🤖 AI Summary
This work addresses the challenge of achieving high-speed, parallel, and energy-efficient signal processing directly in the electromagnetic wave domain to jointly support communication, sensing, and computing tasks. The authors propose a stacked intelligent metasurface (SIM) physical neural network that, for the first time, systematically integrates the feature extraction capabilities of neural networks with the intrinsic computational advantages of electromagnetic wave propagation. By stacking metasurface layers and modeling wave-domain dynamics, the architecture enables end-to-end trainable signal processing within the physical propagation process, facilitating multimodal functionality on a single hardware platform. Experimental results demonstrate SIM’s versatility across communication, sensing, and computing applications, exhibiting exceptional parallelism, ultra-low latency, and minimal power consumption, thereby establishing a new paradigm for wave-domain native intelligent hardware.
📝 Abstract
Neural networks possess incredible capabilities for extracting abstract features from data. Electromagnetic computing harnesses wave propagation to execute computational operations.

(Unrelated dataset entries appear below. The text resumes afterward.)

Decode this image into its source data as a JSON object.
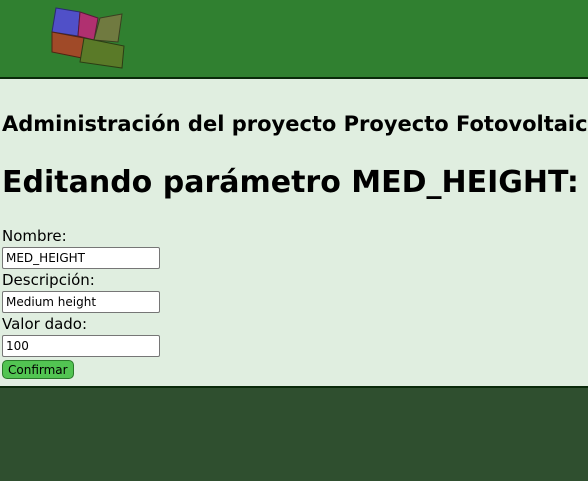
{
  "header": {
    "logo_icon": "solar-panels-logo-icon",
    "background": "#308030"
  },
  "main": {
    "project_title": "Administración del proyecto Proyecto Fotovoltaico",
    "edit_title": "Editando parámetro MED_HEIGHT:",
    "form": {
      "name_label": "Nombre:",
      "name_value": "MED_HEIGHT",
      "description_label": "Descripción:",
      "description_value": "Medium height",
      "value_label": "Valor dado:",
      "value_value": "100",
      "confirm_label": "Confirmar"
    },
    "background": "#e0eee0"
  },
  "colors": {
    "header": "#308030",
    "content": "#e0eee0",
    "footer": "#2f4f2f",
    "button": "#52c452"
  }
}
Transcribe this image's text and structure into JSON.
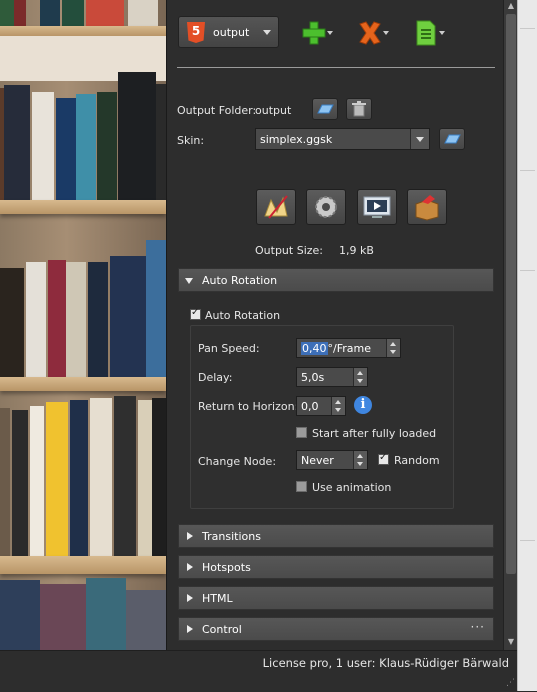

Metasurfaces, composed of subwavelength meta-atoms, are capable of engineering electromagnetic waves in unprecedented ways. What happens when combining these three cutting-edge technologies? This question has sparked a surge of interest in designing physical neural networks using stacked intelligent metasurface (SIM) technology, with the aim of implementing various computational tasks by directly processing electromagnetic waves. SIMs open up an exciting avenue toward high-speed, massively parallel, and low-power signal processing in the electromagnetic domain. This article provides a comprehensive overview of SIM technology, commencing with its evolutionary development. We subsequently examine its theoretical foundations and existing SIM prototypes in depth. Furthermore, the optimization/training strategies conceived to configure SIMs for achieving the desired functionalities are discussed from two different perspectives. Additionally, we explore the diverse applications of SIM technology across the communication, sensing, and computing domains, presenting experimental evidence that highlights its distinctive advantages in supporting multiple functions within a single device. Finally, we identify critical technical challenges that must be addressed to deploy SIMs in next-generation wireless networks and shed light on promising research directions to unlock their full potential.